Letter to the Editor. Biological context Deinococcus radiodurans is a bacterium that is extremely resistant to the lethal and mutagenic effects of ionizing radiation, ultraviolet radiation, and other physical and chemical DNA-damaging agents (Battista, 1997). It has been suggested that this resistance is due to unusually efficient DNA repair mechanisms (Minton, 1994).

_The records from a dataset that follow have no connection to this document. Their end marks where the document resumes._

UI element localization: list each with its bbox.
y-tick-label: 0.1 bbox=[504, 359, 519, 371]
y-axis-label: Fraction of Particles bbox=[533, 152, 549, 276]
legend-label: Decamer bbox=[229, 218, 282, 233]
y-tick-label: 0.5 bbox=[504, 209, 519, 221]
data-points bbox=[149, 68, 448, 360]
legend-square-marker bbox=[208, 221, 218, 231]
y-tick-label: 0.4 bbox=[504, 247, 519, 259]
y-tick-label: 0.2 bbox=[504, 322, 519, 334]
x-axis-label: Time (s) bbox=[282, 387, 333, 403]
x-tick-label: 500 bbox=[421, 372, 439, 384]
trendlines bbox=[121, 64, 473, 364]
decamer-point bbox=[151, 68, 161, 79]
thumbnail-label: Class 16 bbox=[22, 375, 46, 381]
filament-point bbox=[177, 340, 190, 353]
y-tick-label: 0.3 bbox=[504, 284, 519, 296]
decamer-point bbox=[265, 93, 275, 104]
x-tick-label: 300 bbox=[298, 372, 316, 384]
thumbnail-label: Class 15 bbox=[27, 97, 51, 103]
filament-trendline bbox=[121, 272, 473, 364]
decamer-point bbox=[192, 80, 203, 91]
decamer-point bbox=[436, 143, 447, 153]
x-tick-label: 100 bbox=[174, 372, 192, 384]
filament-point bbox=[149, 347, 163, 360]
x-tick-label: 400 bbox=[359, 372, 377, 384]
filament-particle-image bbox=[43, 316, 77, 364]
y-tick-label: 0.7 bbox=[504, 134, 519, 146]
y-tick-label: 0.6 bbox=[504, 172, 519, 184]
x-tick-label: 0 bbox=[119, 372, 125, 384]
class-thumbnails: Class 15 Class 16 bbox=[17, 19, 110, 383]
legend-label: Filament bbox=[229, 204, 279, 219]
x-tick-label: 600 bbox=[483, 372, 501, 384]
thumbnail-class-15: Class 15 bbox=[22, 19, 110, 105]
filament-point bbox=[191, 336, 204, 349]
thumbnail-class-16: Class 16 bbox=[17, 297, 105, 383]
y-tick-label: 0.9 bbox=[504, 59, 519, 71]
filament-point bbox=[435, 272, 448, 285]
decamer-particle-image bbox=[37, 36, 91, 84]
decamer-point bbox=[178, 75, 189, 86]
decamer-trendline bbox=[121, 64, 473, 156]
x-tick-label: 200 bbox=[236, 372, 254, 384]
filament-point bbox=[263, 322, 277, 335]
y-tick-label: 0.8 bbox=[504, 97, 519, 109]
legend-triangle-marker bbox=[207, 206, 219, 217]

Analysis of the complete genome sequence of D. radiodurans reveals a full suite of genes with potential DNA repair activities (White et al, 1999), essentially all of which have functional homologues in other procaryotes. These hypothetical DNA repair genes display a high amount of redundancy and include 21 genes that have sequence homology with the Nudix family of polyphosphate pyrophosphohydrolases (Bessman et al., 1996). Nudix proteins are identified by the consensus sequence GX5EX7REUXEEXGU (where U = I, L, or V and X = any amino acid) that forms part of the catalytic site for diphosphate hydrolysis (Bessman et al., 1996). Consequently, a nucleoside diphosphate linkage is a feature common in Nudix substrates that include NADH, nucleotide sugars, dinucleotide polyphosphates, and (deoxy)ribonucleoside triphosphates (NTPs). The general biochemical function of the Nudix family of proteins is believed to be sanitizing the cell (Bessman et al., 1996). For example, MutT preferably hydrolyzes the promutagenic NTP 7,8-dihydro-8-oxoguanosine triphosphate to nucleotide monophosphate and inorganic phosphate. Despite the identification of over 450 putative Nudix proteins in genomes on the basis of the Nudix consensus sequence (Gabelli et al., 2001), few Nudix protein structures have been determined (Holbrook et al., 2002). To better understand the relevance, function, and mechanism of the Nudix family of proteins, and to better understand the roles played by the hypothetical D. radiodurans Nudix proteins in radiation-resistance, we have crystallized the hypothetical D.